Esse teatro se estende para as atitudes da protagonista, que se aproxima da Femme Fatale vivida por Sharon Stone em outro clássico do diretor, Instinto Selvagem (1992). Como naquele filme, Verhoeven faz um jogo de gato e rato com o espectador até que as reais intenções de Benedetta sejam reveladas. Até lá, questiona-se as motivações e a o quanto suas atitudes e sentimentos são genuínas. Ao mesmo tempo, o filme é eficaz em evidenciar as burocracias do próprio convento e as prestações de serviço de acordo com hierarquia: não importa se Benedetta tenha se revelado na infância como uma criança sensitiva espiritualmente ou “apta” de acordo com regras específicas para ser aceita no convento; sua permanência no local dependerá de uma negociação monetária, como num escritório ou agenciamento de “modelos”. Até mesmo o fenômeno do stigmata (milagre onde as cinco chagas de cristo são manifestadas fisicamente num indivíduo) é retratado como uma análise onde a veracidade do fato será validada de acordo com os benefícios que o acontecimento trará para o vilarejo e a igreja no qual ocorreu.
Assim, a religião e a fé são retratadas no filme como justificativas e motivações para as atitudes e jogos de poder exercidos pelos seus personagens. É mais uma constante no cinema de Verhoeven: o importante, muitas vezes, são os próprios jogos de poder, independente dos meios utilizados para que ele seja exercido, seja através do sexo, violência ou até mesmo soros que tornam homens invisíveis. O que os personagens do cineasta farão com o poder que possuem? É interessante, então, como as figuras vistas aqui vão de “vilões” a “mocinhos”, de estereótipos usados ora como objeto sexual, ora como fantoches num jogo político, a pessoas com dúvidas e anseios além do unidimensional antes estabelecido. Amante de Benedetta, Bartolomea (Daphne Patakia) é introduzida como um lobo em pele de cordeiro, muito por causa de sua libertinagem (outro exemplo de como o sexo é retratado aqui não só como representação de poder, mas também do profano), mas eventualmente se revela apenas uma manipulada; a Irmã Felicita (Charlotte Rampling, sempre ótima) é apresentada como espécie de carrasca, e depois revela vulnerabilidade trágica.

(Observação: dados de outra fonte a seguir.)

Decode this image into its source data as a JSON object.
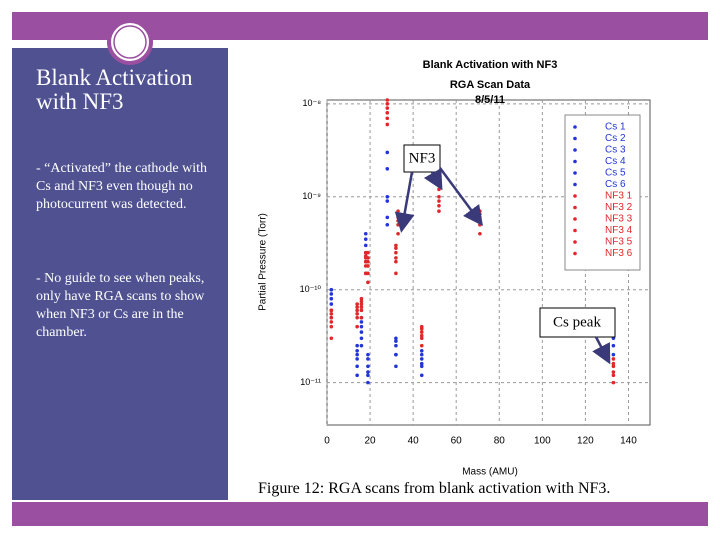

É entre essas dualidades e teatros que Benedetta se firma como mais um exemplar digno da filmografia de seu realizador, já ciente de que seu nome se associa diretamente com o polêmico, desta vez operando no faz de conta à beira da autoconsciência dessas provocações. Em sua única cena do filme, uma servente grávida do núncio vivido por Lambert Wilson (ótimo no papel) comenta com a irmã Felicita que já está produzindo leite. Coloca, aleatoriamente, um de seus seios para fora e o espreme. Vemos o leite jorrando, enquanto Felicita esboça uma expressão de desdém pela atitude. Verhoeven é ciente do cinema de choques que exerce, às vezes pelo prazer da provocação, pelo prazer da expressão de reprovação de alguns membros público. Cabe ao público, também, encarar esses exibicionismos como gratuitos ou questionadores.